Crisis of Masculinity Blogging: Military Preparedness, Fit Soldiers, and the National Character since the Late 19th Century
The Army has changed its training regimen because the troops are too fat and out of shape.
I'm not going to weigh in much on the whole fat debate and whether or not it's mostly a socially constructed concept used to oppress people or if there's a national crisis. I understand the former but do tend slightly to the latter; regardless of the former's validity, there are real health problems with morbid obesity.
I'm more interested in how worries about soldiers' health are seen as a reflection of national character. Critics have connected the male body with the national character since at least the late 19th century.

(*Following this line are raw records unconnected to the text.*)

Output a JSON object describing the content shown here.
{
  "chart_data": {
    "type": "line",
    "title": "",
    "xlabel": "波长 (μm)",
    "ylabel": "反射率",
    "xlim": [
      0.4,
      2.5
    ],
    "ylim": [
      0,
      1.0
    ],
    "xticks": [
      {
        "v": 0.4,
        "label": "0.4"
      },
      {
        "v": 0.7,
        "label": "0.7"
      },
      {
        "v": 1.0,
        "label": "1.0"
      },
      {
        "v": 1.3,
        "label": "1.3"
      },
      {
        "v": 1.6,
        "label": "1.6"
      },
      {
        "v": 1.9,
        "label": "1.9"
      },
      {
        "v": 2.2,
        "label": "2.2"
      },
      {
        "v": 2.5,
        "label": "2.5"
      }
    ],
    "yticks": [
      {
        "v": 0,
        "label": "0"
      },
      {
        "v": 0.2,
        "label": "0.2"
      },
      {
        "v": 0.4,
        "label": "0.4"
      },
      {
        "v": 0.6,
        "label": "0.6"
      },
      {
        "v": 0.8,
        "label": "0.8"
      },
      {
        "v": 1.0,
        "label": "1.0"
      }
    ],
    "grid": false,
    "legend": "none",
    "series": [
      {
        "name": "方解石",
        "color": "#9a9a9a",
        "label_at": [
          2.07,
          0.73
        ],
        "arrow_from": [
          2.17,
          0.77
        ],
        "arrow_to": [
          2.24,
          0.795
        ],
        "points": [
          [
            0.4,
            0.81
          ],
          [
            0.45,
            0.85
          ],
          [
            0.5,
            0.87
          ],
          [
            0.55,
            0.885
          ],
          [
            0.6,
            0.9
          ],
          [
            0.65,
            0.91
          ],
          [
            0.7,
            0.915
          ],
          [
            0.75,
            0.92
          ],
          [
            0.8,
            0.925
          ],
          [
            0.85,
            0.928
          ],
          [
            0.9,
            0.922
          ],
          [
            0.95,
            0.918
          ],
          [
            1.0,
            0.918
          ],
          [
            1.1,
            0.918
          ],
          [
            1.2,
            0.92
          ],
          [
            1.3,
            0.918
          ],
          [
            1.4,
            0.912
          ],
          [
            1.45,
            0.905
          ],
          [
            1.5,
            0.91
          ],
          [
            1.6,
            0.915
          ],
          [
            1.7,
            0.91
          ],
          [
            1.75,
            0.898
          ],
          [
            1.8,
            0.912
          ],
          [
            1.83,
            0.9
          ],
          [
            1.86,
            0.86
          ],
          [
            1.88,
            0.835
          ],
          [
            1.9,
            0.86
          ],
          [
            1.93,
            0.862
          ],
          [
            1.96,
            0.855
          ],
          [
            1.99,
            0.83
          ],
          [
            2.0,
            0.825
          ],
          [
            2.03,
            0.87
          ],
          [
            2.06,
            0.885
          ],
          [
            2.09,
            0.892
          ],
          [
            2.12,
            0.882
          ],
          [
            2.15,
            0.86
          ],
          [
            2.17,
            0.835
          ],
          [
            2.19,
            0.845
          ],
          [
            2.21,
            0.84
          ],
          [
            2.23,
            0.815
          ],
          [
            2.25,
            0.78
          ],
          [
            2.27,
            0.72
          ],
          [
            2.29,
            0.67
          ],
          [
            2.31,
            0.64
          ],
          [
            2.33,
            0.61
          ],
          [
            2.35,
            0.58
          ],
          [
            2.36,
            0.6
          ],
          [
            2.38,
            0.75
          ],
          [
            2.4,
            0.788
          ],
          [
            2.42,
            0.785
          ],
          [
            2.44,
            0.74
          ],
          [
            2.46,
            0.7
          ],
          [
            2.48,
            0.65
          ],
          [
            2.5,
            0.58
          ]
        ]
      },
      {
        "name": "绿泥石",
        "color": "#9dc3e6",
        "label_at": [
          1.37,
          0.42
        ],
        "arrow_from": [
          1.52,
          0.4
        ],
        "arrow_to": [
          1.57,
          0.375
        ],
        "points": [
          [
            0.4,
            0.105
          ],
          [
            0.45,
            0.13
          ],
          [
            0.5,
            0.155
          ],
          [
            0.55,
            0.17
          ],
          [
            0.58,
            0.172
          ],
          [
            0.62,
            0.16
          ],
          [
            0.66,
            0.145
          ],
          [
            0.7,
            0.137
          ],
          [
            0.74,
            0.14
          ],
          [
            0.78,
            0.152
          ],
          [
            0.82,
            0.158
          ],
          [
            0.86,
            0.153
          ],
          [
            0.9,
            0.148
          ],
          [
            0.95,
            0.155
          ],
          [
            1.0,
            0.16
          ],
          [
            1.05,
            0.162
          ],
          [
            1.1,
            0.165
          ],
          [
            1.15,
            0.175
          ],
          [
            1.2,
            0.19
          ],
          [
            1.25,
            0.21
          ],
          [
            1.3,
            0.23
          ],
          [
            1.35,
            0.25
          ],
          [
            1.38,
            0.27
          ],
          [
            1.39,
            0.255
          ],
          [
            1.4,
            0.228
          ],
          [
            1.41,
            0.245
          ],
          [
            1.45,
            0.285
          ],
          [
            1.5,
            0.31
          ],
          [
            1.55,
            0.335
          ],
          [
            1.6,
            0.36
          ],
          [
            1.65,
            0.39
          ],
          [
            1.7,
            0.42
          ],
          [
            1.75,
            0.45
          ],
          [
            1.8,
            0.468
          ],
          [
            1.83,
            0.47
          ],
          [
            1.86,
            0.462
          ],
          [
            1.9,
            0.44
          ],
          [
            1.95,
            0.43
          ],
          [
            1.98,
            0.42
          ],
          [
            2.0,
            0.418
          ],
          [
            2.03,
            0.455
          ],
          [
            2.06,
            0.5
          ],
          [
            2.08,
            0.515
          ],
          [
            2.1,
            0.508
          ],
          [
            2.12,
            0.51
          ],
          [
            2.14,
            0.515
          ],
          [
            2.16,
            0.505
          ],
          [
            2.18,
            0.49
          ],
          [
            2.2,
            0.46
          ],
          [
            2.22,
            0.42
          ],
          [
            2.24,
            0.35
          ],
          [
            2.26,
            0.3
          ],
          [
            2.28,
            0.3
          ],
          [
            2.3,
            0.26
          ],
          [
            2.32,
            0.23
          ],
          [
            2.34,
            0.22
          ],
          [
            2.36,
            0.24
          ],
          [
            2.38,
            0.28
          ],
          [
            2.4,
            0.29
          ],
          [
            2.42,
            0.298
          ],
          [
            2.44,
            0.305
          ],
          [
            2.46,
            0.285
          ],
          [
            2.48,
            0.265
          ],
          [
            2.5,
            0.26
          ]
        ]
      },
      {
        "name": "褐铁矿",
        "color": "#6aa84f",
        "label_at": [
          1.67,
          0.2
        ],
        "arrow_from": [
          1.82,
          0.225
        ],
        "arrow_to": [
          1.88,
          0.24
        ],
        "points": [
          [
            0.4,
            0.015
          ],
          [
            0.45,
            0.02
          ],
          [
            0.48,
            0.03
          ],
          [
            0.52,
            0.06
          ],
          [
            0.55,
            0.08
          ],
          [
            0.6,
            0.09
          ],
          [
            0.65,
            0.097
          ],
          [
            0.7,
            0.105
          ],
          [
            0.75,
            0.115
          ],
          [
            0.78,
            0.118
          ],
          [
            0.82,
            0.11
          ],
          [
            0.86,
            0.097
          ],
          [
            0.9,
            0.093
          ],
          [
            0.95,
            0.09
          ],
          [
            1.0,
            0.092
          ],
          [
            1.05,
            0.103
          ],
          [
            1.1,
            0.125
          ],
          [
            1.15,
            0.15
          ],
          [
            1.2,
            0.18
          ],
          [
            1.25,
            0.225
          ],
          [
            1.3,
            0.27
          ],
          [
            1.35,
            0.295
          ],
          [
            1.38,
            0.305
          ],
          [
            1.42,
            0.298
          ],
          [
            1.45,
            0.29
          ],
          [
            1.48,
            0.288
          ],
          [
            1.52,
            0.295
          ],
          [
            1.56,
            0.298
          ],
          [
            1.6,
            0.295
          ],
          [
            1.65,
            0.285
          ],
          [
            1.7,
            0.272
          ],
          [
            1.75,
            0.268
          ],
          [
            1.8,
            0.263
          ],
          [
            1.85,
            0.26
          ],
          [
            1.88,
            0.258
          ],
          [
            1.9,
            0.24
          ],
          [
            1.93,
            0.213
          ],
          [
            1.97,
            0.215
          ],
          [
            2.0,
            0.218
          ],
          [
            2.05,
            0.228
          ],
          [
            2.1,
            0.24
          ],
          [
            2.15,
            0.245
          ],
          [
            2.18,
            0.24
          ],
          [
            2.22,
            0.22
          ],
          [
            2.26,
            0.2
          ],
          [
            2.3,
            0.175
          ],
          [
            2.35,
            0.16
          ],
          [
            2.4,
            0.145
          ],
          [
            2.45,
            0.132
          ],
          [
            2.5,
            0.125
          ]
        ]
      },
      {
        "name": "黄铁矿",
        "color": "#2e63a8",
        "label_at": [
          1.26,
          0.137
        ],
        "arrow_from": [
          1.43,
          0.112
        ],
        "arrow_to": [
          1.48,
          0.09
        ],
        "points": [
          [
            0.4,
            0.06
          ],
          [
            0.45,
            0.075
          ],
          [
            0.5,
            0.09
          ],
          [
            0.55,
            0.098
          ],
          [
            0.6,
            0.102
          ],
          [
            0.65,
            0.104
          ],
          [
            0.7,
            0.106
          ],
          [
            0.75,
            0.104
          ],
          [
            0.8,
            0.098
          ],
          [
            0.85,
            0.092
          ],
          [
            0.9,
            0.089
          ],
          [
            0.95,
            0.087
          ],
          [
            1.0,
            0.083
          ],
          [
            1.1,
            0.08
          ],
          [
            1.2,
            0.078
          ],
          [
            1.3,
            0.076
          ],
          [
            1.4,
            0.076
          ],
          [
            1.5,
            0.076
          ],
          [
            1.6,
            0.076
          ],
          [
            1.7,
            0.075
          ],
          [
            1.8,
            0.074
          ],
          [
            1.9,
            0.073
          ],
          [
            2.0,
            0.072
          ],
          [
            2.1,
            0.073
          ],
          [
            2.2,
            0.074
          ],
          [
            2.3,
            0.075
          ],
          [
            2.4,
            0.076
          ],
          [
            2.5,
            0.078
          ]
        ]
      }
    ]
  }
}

If I had more time, I'd actually go into my boxed up research notes to the various places where I've seen this. Lacking that time, let me just sketch a couple of quick points.
In the late 19th century, the middle and upper classes discovered the joys of sport hunting. While there were many reasons for this, chief among them was fear over what the industrial city did to the male body. The pollution, the closed spaces, the Jews*--all of these things threatened the white Anglo-Saxon male body and soul. Men like Theodore Roosevelt wondered what these weak bodies and corrupted morals would do to the nation during wartime. In order to see through their master plan of the United States as a military power, Roosevelt, Alfred Thayer Mahan, George Bird Grinnell, Madison Grant, and so many others clamored for young men ready to fight for their country. But they couldn't do that living in the cities.**
So these men turned to outdoor pursuits in order to make our fine young WASPs men. Boy Scouts, boxing, football, camping, fishing, and hunting all became training grounds for war. Men like Roosevelt made explicit connections between these activities. Of course, nothing could actually substitute for war, but it would have to do.
The nation had similar concerns during and after World War II. Military planners worried about the large number of conscripts denied entrance into the military during the war. Like with the Gilded Age cities or the weight of current recruits, there were legitimate health concerns here. The Depression created chronic malnourishment and untreated health problems that did reduce the fighting force during World War II. Under total mobilization, this never really threatened the nation because these men could work in factories or do any number of other necessary jobs.
While military men expressed concern over all this during the war, it was in post-war fears of communism that men's bodies really reentered the culture as a point to question the national masculinity. Americans often saw the Soviets as supermen during the 1950s, leading many to wonder whether we could defeat a nation with that combined powerful masculinity, even in their women,***, with unlimited national resources and a totalitarian government. Of course, we vastly overrated the Soviet capacity to keep up with American economic development, but that's irrelevant here.
For many Americans of these years, our national masculinity might not be up to the Cold War test. Again, returning to nature became a possible solution in our fight against the Soviets. Luckily for those upset by our national capacity for war, the 1950s became a decade of robust national health in so many ways, including in media portrayals of young people. Yes, like in the 1890s, bad morals threatened to undermine normalcy and Americans worried about juvenile delinquency.**** But Americans were going to the beach, buying big cars, taking dates out to malt shops, and going into the outdoors. Again, commentators called for a return to nature in order to recharge the national manhood.
I don't want to draw connections too closely between these three periods. We haven't seen concerns about the national male body lead to environmentalism, as happened in the 1890s and 1950s. If anything, the national indifference to environmental questions poses a major threat to our society. And no one is directly making connections between our ability to fight against supermasculine terrorists and our fat kids. However, there are interesting parallels around how Americans have made connections between the state of men's bodies***** and the national body at various points in our history, something that we see again today.
*--Quite literally, the ethnic body threatened the WASP body in the minds of these elite masculinity worriers.
**--For all the clear contempt I have for much of this line of thought, Gilded Age cities were, of course, death traps.
***--I'm fascinated at the 180 degree shift in how Americans have viewed Russian women since the 1980s. During the Cold War, we had a vision of them as coal miners, steroid-using track athletes, and hairy peasants growing cabbage for the state. Today in the American mind, they all look like models and exist as a store for men to buy wives that won't talk back and will have sex whenever demanded.
****--I've always loved that one of Paul Newman's most heinous crimes in "Cool Hand Luke" is taking the tops off of parking meters. I don't even remember him stealing the coins. For this, he is sentenced to a chain gang.
*****--Of course, any discussion of today's military also includes female bodies, but the nation has never reached any kind of comfort point discussing the role of women in combat. Most people, I believe, still view women in the military as a support system for "our boys."